Amis libertariens, il fallait que je vous raconte la dernière trouvaille du génie administratif français : l'amende suspendue à la guérison d'un logiciel.
Les faits. Depuis 2023, tout propriétaire doit déclarer l'état d'occupation de chacun de ses locaux sur un service de Bercy au nom délicieux : Gérer mes biens immobiliers. Pourquoi déclarer ? Parce que la taxe d'habitation a été supprimée. Supprimée ? Pour les résidences principales seulement. Il faut donc dire à l'État qui occupe quoi, afin de prouver qu'on ne lui doit rien. L'impôt est mort ; le formulaire qui servait à le calculer est devenu immortel.
Sanction prévue : 150 euros par local omis ou mal renseigné. Par local, mes chers lecteurs sans tableur : l'appartement, mais aussi la cave, le garage, le grenier. La cave compte.
Seulement voilà : l'outil ne fonctionne pas. Locaux fantômes, doublons, dépendances égarées, données pré-remplies fausses qu'il vous revient de corriger — car c'est votre faute, naturellement, si l'administration se trompe sur vos propres murs. Bercy vient donc d'annoncer, avec la pudeur des grands vaincus, que l'amende attendra 2027. Notez la construction : l'obligation demeure, entière, immédiate ; seule la punition est différée, le temps que la machine chargée de constater vos manquements apprenne à constater quelque chose.

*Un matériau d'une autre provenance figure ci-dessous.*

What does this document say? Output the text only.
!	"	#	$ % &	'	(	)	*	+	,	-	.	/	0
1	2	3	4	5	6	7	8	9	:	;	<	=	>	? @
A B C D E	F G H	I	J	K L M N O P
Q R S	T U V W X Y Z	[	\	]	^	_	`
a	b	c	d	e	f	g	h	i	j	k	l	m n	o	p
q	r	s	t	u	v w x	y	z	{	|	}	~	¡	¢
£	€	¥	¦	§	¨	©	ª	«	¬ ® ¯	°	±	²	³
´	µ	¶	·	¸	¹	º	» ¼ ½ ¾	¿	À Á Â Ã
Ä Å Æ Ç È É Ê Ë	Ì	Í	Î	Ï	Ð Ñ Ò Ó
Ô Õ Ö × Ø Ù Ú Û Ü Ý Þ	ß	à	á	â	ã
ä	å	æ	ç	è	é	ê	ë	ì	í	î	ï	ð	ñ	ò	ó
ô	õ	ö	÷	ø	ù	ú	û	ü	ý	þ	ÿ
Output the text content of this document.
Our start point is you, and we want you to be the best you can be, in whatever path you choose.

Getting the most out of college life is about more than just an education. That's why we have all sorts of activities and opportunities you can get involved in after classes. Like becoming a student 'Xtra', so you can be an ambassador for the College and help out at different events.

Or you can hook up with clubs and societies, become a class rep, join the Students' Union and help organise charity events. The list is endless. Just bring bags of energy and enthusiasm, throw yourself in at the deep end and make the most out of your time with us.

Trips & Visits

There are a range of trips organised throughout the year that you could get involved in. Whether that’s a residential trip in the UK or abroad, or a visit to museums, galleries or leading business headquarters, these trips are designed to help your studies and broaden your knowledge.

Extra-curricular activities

Mais si l'outil ne marche pas, l'obligation est-elle bien réelle ? Tout à fait réelle. Et si je déclare et que l'outil égare ma déclaration ? Vous auriez dû conserver un justificatif. Et si les données pré-remplies sont fausses ? Vous auriez dû les rectifier. Et quand c'est votre logiciel à vous qui se trompe ? Alors ce n'est pas une faute, madame, c'est un incident de production.
Admirez la dissymétrie. Le citoyen défaillant encourt 150 euros par cave. L'administration défaillante s'accorde à elle-même un moratoire de deux ans, sans formulaire, sans pièce justificative, sans majoration de retard. Et pour que nul ne croie à un attendrissement, le fisc précise que des contrôles ciblés restent possibles dès 2026 : la sanction générale est reportée, la sanction particulière reste à discrétion. Amai.
Le plus beau, c'est que l'amende n'a pas été annulée. Elle a été reportée. Elle existe quelque part dans un serveur de Bercy, patiente, provisionnée, sûre de son avenir — la seule créance de France dont personne ne doute qu'elle sera un jour recouvrée. Le matin où le logiciel guérira, des millions de Français découvriront qu'ils étaient en faute depuis des années. Des coupables en stock, conservés au frais, en attendant que l'outil de leur condamnation veuille bien démarrer.
Une question pour finir, amis libertariens : dans un pays où l'on peut être puni pour n'avoir pas corrigé les erreurs que l'État a commises sur vos propres murs, qu'est-ce, au juste, que posséder ?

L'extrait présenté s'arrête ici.